There is something particularly haunting about a mother writing about estrangement with a child who is no longer here to answer back. Priscilla’s memoir is not a one-sided account meant to vindicate herself, but it is unavoidably colored by her own perspective and regrets. In passages where she describes her refusal to back Lisa Marie’s custody claims, readers can feel both the firmness of her conviction and the sting of hindsight. It is clear that even now, Priscilla wonders whether there was another way, some different path that could have avoided the rupture.

The Presley family has always lived in the glare of public fascination, but what Priscilla reveals in this memoir is far more intimate than any tabloid headline. It is a reminder that behind the glamour, the Presley name carries a legacy of heartbreak. Elvis himself died young, at just forty-two, leaving Lisa Marie fatherless at nine years old. Lisa Marie’s adult life was marked by addiction, financial troubles, and the staggering grief of losing her own son, Benjamin Keough, to suicide in 2020. And now, with Lisa Marie’s death in 2023, Priscilla is left to mourn both her daughter and the fractured relationship they never fully repaired.

In many ways, Priscilla’s book is less about Elvis than it is about survival—her own survival as a woman who has had to live through loss after loss, and her attempt to make peace with choices that can never be undone. By opening up about her estrangement with Lisa Marie, she is not only sharing her truth but also exposing the deep scars that fame, addiction, and complicated family ties can leave behind.

At eighty years old, Priscilla Presley remains a figure of resilience, still navigating the weight of her past while facing the reality of growing older without her daughter.

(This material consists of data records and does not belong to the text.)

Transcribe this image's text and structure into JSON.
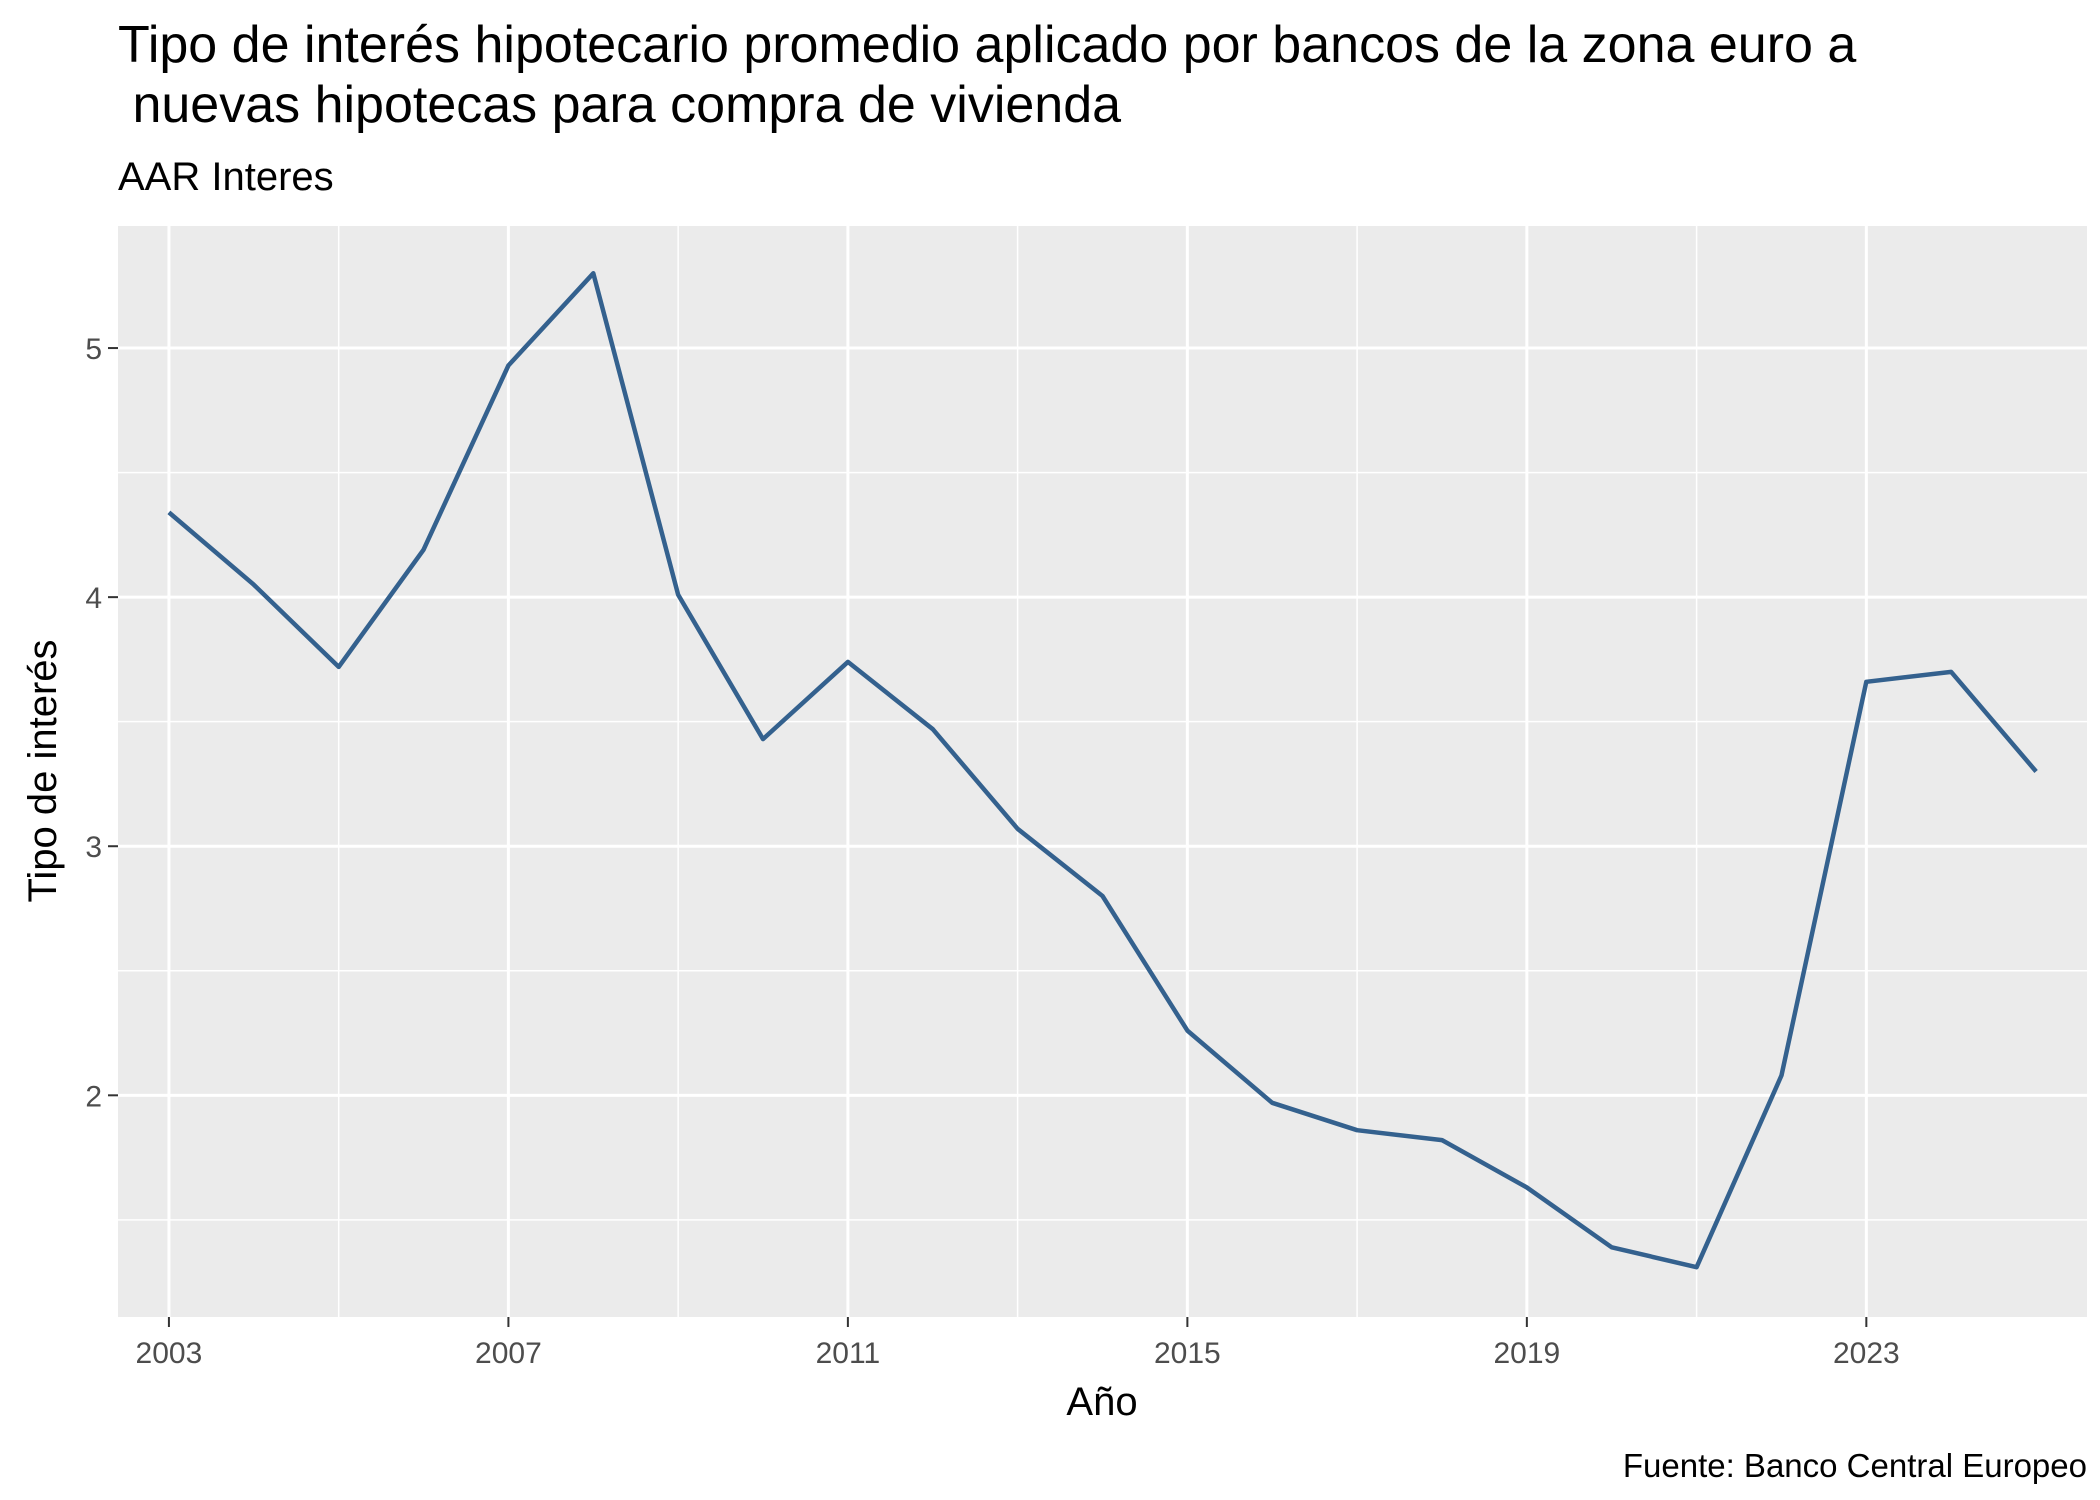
{
  "chart_data": {
    "type": "line",
    "title_lines": [
      "Tipo de interés hipotecario promedio aplicado por bancos de la zona euro a",
      " nuevas hipotecas para compra de vivienda"
    ],
    "subtitle": "AAR Interes",
    "xlabel": "Año",
    "ylabel": "Tipo de interés",
    "caption": "Fuente: Banco Central Europeo",
    "xlim": [
      2002.4,
      2025.6
    ],
    "ylim": [
      1.11,
      5.49
    ],
    "x_ticks": [
      2003,
      2007,
      2011,
      2015,
      2019,
      2023
    ],
    "y_ticks": [
      2,
      3,
      4,
      5
    ],
    "y_minor": [
      1.5,
      2.5,
      3.5,
      4.5
    ],
    "grid": true,
    "line_color": "#34618e",
    "panel_color": "#ebebeb",
    "series": [
      {
        "name": "AAR Interes",
        "x": [
          2003,
          2004,
          2005,
          2006,
          2007,
          2008,
          2009,
          2010,
          2011,
          2012,
          2013,
          2014,
          2015,
          2016,
          2017,
          2018,
          2019,
          2020,
          2021,
          2022,
          2023,
          2024,
          2025
        ],
        "values": [
          4.34,
          4.05,
          3.72,
          4.19,
          4.93,
          5.3,
          4.01,
          3.43,
          3.74,
          3.47,
          3.07,
          2.8,
          2.26,
          1.97,
          1.86,
          1.82,
          1.63,
          1.39,
          1.31,
          2.08,
          3.66,
          3.7,
          3.3
        ]
      }
    ]
  }
}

Her words carry both wisdom and sorrow, and the honesty of her memoir suggests that she is no longer trying to maintain the image of perfection that has so often been projected onto her. Instead, she is simply telling her story—raw, flawed, and unfiltered.

What lingers most in her recollections is not anger or blame but regret. Regret that she and Lisa Marie never truly reconciled, regret that her daughter never forgave her, and regret that the pressures of fame, divorce, and addiction poisoned what could have been a closer bond in their final years together. Still, Priscilla finds some measure of solace in the hope that Lisa Marie, wherever she is now, understands her choices and knows the depth of her love.

The Presley family name may forever be etched in history because of Elvis’s music, but Priscilla’s memoir reminds us that the legacy is also one of fractured relationships, human frailty, and the private costs of living in a public world. Her words make it clear that no amount of fame or fortune can shield a mother from the heartbreak of losing her child, especially when that loss comes with the weight of unresolved estrangement.

As Softly, As I Leave You reaches readers, it will undoubtedly stir conversations not just about Elvis and his family but also about the universal pain of complicated family dynamics. At its core, Priscilla’s story is one that many will recognize: the heartbreak of a parent and child at odds, the regrets that come with time running out, and the lingering hope that love, even if unspoken or unacknowledged, endures beyond death.